Autoimmunity is characterized by the immune system’s misguided attack on the body’s own cells. In PANS and PANDAS, this autoimmune response often arises following infections, notably streptococcal infections in the case of PANDAS, manifesting as various neuropsychiatric symptoms.
COVID-19 and its Role in PANS & PANDAS:
The COVID-19 pandemic has unveiled the significant impact systemic immune responses can have on neuropsychiatric conditions in children. The virus triggers an inflammatory and autoimmune response, leading to aberrant inflammation which, in turn, could induce neuropsychiatric abnormalities. This scenario is evidenced by heightened levels of pro-inflammatory cytokines like IL-6, IL-2, IL-17, and TNF that may compromise the blood-brain barrier and disrupt neurotransmission, thereby impacting the already disrupted basal ganglia GABAergic transmission in PANS and PANDAS.
Autoimmune Mechanisms in PANS and PANDAS:
These disorders are categorized under Idiopathic Autoimmune Encephalitis (IAE), wherein post-streptococcal autoimmunity manifests as neuropsychiatric symptoms such as obsessive rituals, tics, anxiety, and depression. The phenomenon of “molecular mimicry,” where host antibodies or lymphocytes become cross-reactive with both viral antigens and self-antigens, potentially initiating autoimmunity, becomes a significant pathophysiological mechanism.

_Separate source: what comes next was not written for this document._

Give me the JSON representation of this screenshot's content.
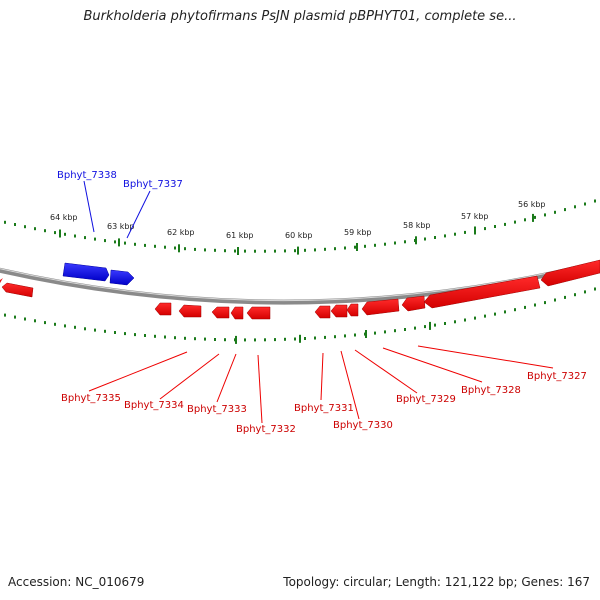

The hallmark of these disorders is the sudden onset of obsessive-compulsive disorder (OCD) and/or tics, often accompanied by other behavioral symptoms, particularly following streptococcal infections. COVID-19 could act as a trigger for new onset or exacerbation of PANS/PANDAS symptoms, possibly through the reactivation of Epstein–Barr Virus (EBV), a known potential trigger for PANS.
Autoimmunity and Post-Infectious Syndromes:
PANS may manifest as a post infectious syndrome, representing a new form of postinfectious autoimmunity, further emphasizing the tight link between infections and the onset of neuropsychiatric symptoms.
Impact of Social Isolation:
The pandemic has also brought to light the potential exacerbation of PANS/PANDAS symptoms due to increased levels of inflammatory markers like IL-6 and CRP caused by social isolation, even in the absence of infection.
Treatments like Intravenous Immunoglobulin (IVIG) that target the autoimmune aspect have shown promise in managing PANS and critically ill COVID-19 patients, underscoring a potential intersection in the immune profiles of PANS/PANDAS and COVID-19 patients.
Unraveling the autoimmunity in PANS and PANDAS is pivotal for better diagnostic and therapeutic approaches. The COVID-19 pandemic has amplified the necessity of understanding these mechanisms, offering a pathway towards improved management and a better quality of life for the affected children and their families amid these challenging times.